Leukemia is the most common cancer in children, and acute lymphoblastic leukemia (ALL) is the affect 80 percent of pediatric leukemia patients. Understanding risk factors for ALL will help in the development of preventive interventions. Using data collected from a large epidemiological study of both leukemia patients and a control group (NCCLS), Dr. Ma is hoping to determine whether conditions related to the immune system (vaccinations, allergy, for example) or a specific group of genes are related to ALL.
City of Hope National Medical Center and Beckman Research Institute
Sunita Patel, Ph.D.
A childhood cancer diagnosis puts enormous strain on the entire families. Some families cope better than others, and those who have more difficulty are at greater risk for continuing stress many years past the diagnosis. This research examines a novel approach to identifying these stresses early and developing effective interventions in a practical clinical setting. Dr. Patel believes that one type of intervention will not work with all families and that a personalized, multidisciplinary approach will produce the best results. She will test this theory and study families' perceptions of its helpfulness so that better programs to meet the psychosocial needs of cancer patients and their families can be developed.
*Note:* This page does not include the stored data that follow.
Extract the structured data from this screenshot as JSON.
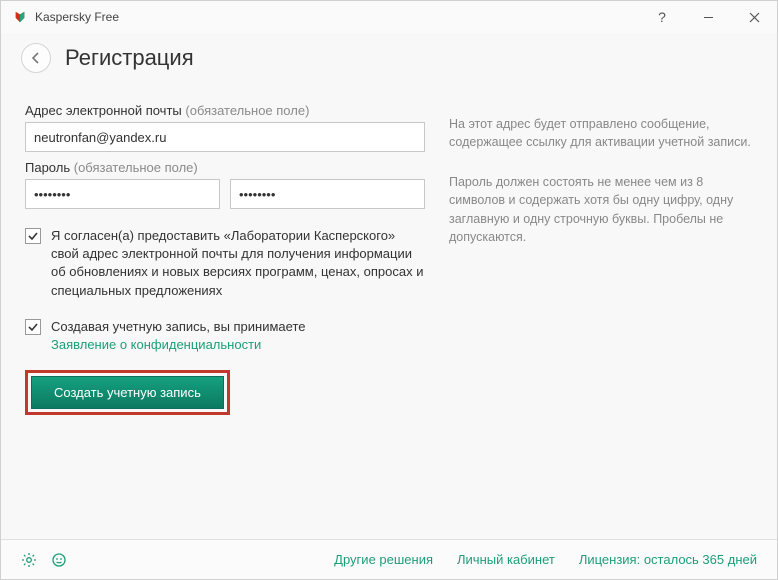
{
  "titlebar": {
    "app_name": "Kaspersky Free"
  },
  "header": {
    "page_title": "Регистрация"
  },
  "form": {
    "email_label": "Адрес электронной почты",
    "email_required": "(обязательное поле)",
    "email_value": "neutronfan@yandex.ru",
    "password_label": "Пароль",
    "password_required": "(обязательное поле)",
    "password_value": "••••••••",
    "password_confirm_value": "••••••••",
    "consent_text": "Я согласен(а) предоставить «Лаборатории Касперского» свой адрес электронной почты для получения информации об обновлениях и новых версиях программ, ценах, опросах и специальных предложениях",
    "terms_text_prefix": "Создавая учетную запись, вы принимаете",
    "terms_link": "Заявление о конфиденциальности",
    "submit_label": "Создать учетную запись"
  },
  "hints": {
    "email_hint": "На этот адрес будет отправлено сообщение, содержащее ссылку для активации учетной записи.",
    "password_hint": "Пароль должен состоять не менее чем из 8 символов и содержать хотя бы одну цифру, одну заглавную и одну строчную буквы. Пробелы не допускаются."
  },
  "footer": {
    "link_solutions": "Другие решения",
    "link_account": "Личный кабинет",
    "link_license": "Лицензия: осталось 365 дней"
  }
}
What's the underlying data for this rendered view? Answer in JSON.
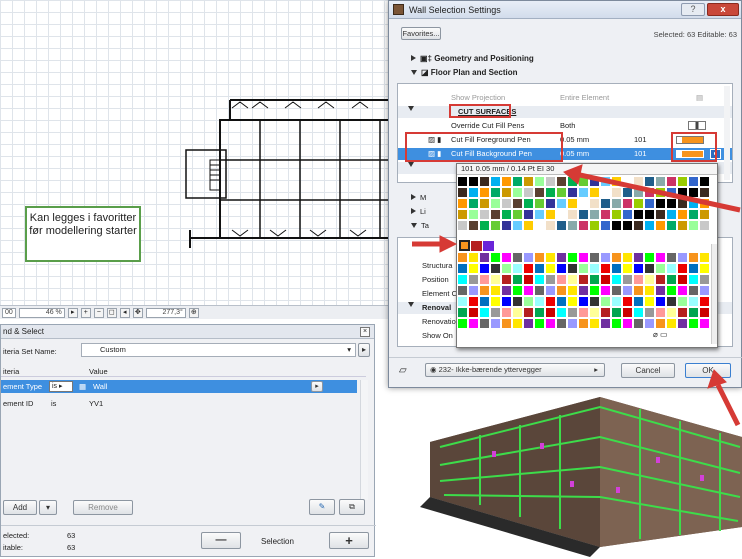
{
  "callout": {
    "text": "Kan legges i favoritter før modellering starter"
  },
  "statusbar": {
    "val1": "00",
    "zoom": "46 %",
    "angle": "277,3°"
  },
  "find_select": {
    "title": "nd & Select",
    "criteria_set_label": "iteria Set Name:",
    "criteria_set_value": "Custom",
    "col_criteria": "iteria",
    "col_value": "Value",
    "rows": [
      {
        "criteria": "ement Type",
        "op": "is",
        "value": "Wall"
      },
      {
        "criteria": "ement ID",
        "op": "is",
        "value": "YV1"
      }
    ],
    "add_label": "Add",
    "remove_label": "Remove",
    "selected_label": "elected:",
    "selected_value": "63",
    "editable_label": "itable:",
    "editable_value": "63",
    "selection_label": "Selection",
    "minus": "—",
    "plus": "+"
  },
  "dialog": {
    "title": "Wall Selection Settings",
    "help": "?",
    "close": "x",
    "favorites_label": "Favorites...",
    "selected_info": "Selected: 63 Editable: 63",
    "sections": {
      "geometry": "Geometry and Positioning",
      "floor_plan": "Floor Plan and Section"
    },
    "props": {
      "show_projection": "Show Projection",
      "show_projection_value": "Entire Element",
      "cut_surfaces": "CUT SURFACES",
      "override_pens": "Override Cut Fill Pens",
      "override_value": "Both",
      "fg_pen": "Cut Fill Foreground Pen",
      "fg_value": "0.05 mm",
      "fg_num": "101",
      "bg_pen": "Cut Fill Background Pen",
      "bg_value": "0.05 mm",
      "bg_num": "101"
    },
    "pen_info": "101  0.05 mm  /  0.14 Pt  EI 30",
    "hidden_rows": [
      "M",
      "Li",
      "Ta",
      "",
      "Structura",
      "Position",
      "Element C",
      "Renoval",
      "Renovatio",
      "Show On"
    ],
    "footer_layer": "232- Ikke-bærende yttervegger",
    "cancel_label": "Cancel",
    "ok_label": "OK"
  },
  "colors": {
    "accent": "#3e8fe0",
    "red_highlight": "#d63a35",
    "callout_border": "#5a9e4a"
  }
}
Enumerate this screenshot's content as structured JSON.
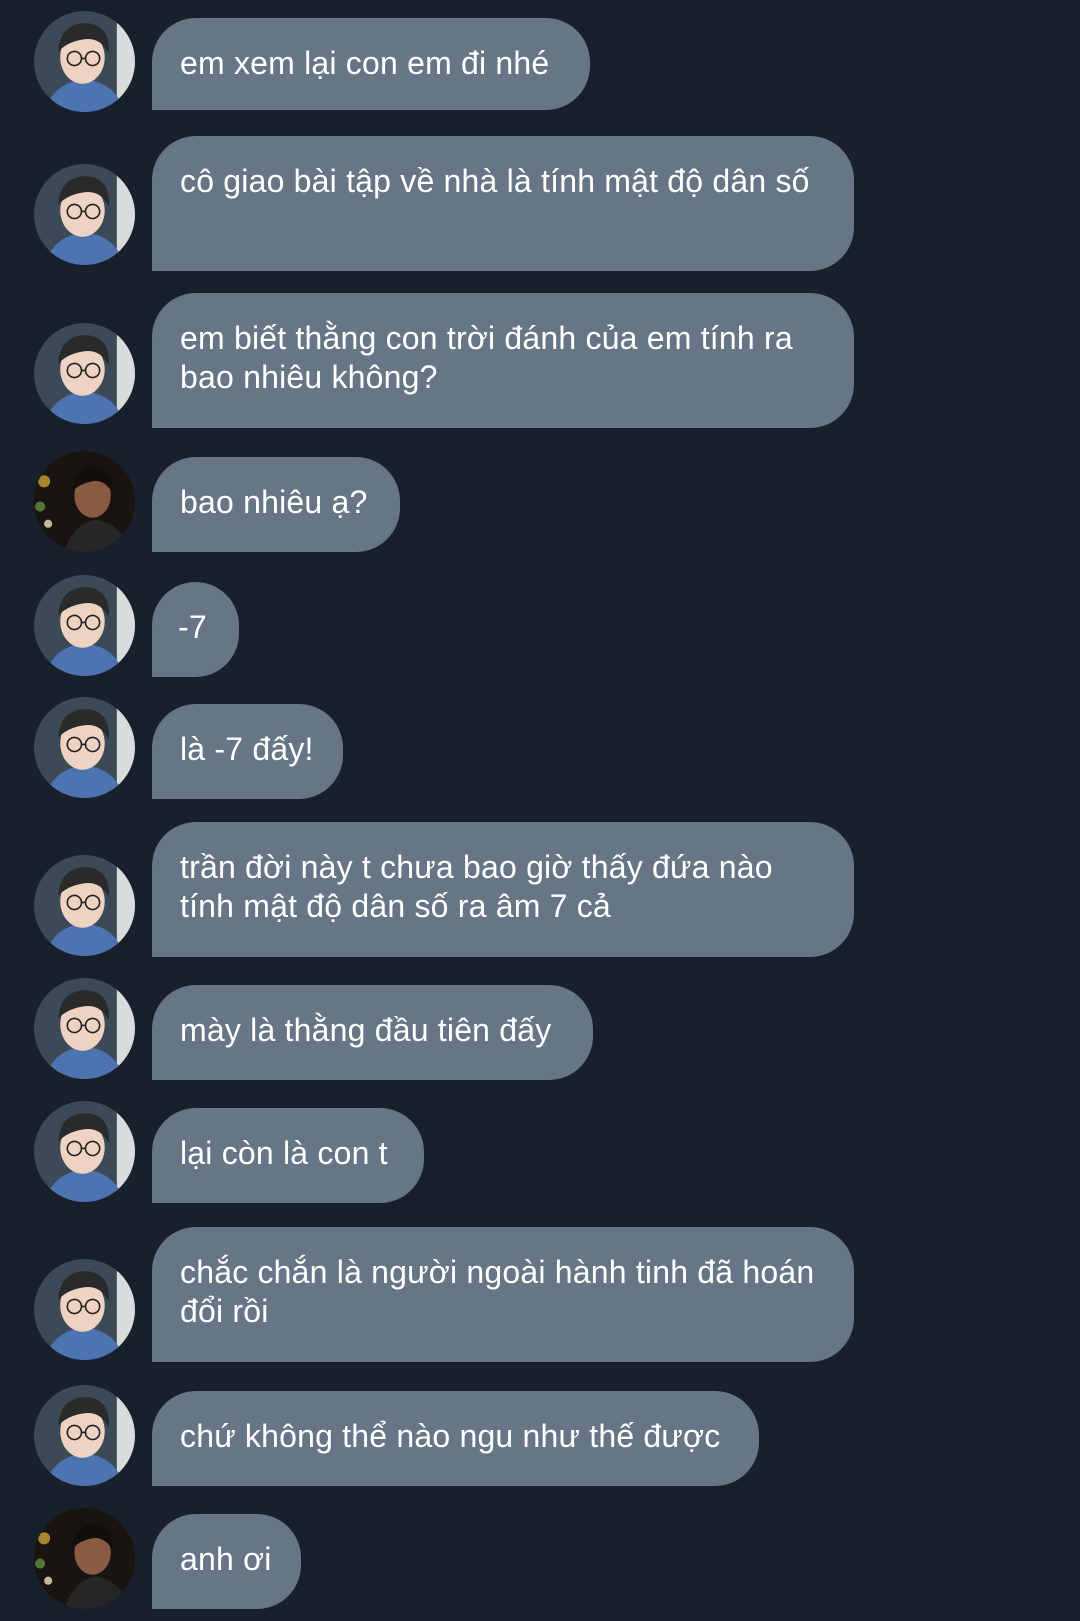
{
  "chat": {
    "messages": [
      {
        "sender": "boy-glasses",
        "avatar_icon": "avatar-boy-glasses-icon",
        "text": "em xem lại con em đi nhé"
      },
      {
        "sender": "boy-glasses",
        "avatar_icon": "avatar-boy-glasses-icon",
        "text": "cô giao bài tập về nhà là tính mật độ dân số"
      },
      {
        "sender": "boy-glasses",
        "avatar_icon": "avatar-boy-glasses-icon",
        "text": "em biết thằng con trời đánh của em tính ra bao nhiêu không?"
      },
      {
        "sender": "boy-night",
        "avatar_icon": "avatar-boy-night-icon",
        "text": "bao nhiêu ạ?"
      },
      {
        "sender": "boy-glasses",
        "avatar_icon": "avatar-boy-glasses-icon",
        "text": "-7"
      },
      {
        "sender": "boy-glasses",
        "avatar_icon": "avatar-boy-glasses-icon",
        "text": "là -7 đấy!"
      },
      {
        "sender": "boy-glasses",
        "avatar_icon": "avatar-boy-glasses-icon",
        "text": "trần đời này t chưa bao giờ thấy đứa nào tính mật độ dân số ra âm 7 cả"
      },
      {
        "sender": "boy-glasses",
        "avatar_icon": "avatar-boy-glasses-icon",
        "text": "mày là thằng đầu tiên đấy"
      },
      {
        "sender": "boy-glasses",
        "avatar_icon": "avatar-boy-glasses-icon",
        "text": "lại còn là con t"
      },
      {
        "sender": "boy-glasses",
        "avatar_icon": "avatar-boy-glasses-icon",
        "text": "chắc chắn là người ngoài hành tinh đã hoán đổi rồi"
      },
      {
        "sender": "boy-glasses",
        "avatar_icon": "avatar-boy-glasses-icon",
        "text": "chứ không thể nào ngu như thế được"
      },
      {
        "sender": "boy-night",
        "avatar_icon": "avatar-boy-night-icon",
        "text": "anh ơi"
      }
    ]
  },
  "colors": {
    "background": "#17202b",
    "bubble": "#677686",
    "text": "#ffffff"
  }
}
Children's Research Institute/Children's Hospital of Columbus
Kathryn J. Klopfenstein, M.D.
While many children survive cancer today, it still remains the number one killer of children by disease in the United States. Relief of pain and suffering — palliative care—is critical but is not at a high standard of quality across the country. This study is developing a team approach to palliative care to help guide patients and their families through a difficult process when they are faced with a terminal illness. The program includes training of physicians (interns, residents and fellows) whose previous education has not included palliative care. Through this program, a cadre of effective “patient advocates” will be developed whose primary responsibility is the well-being of the patient.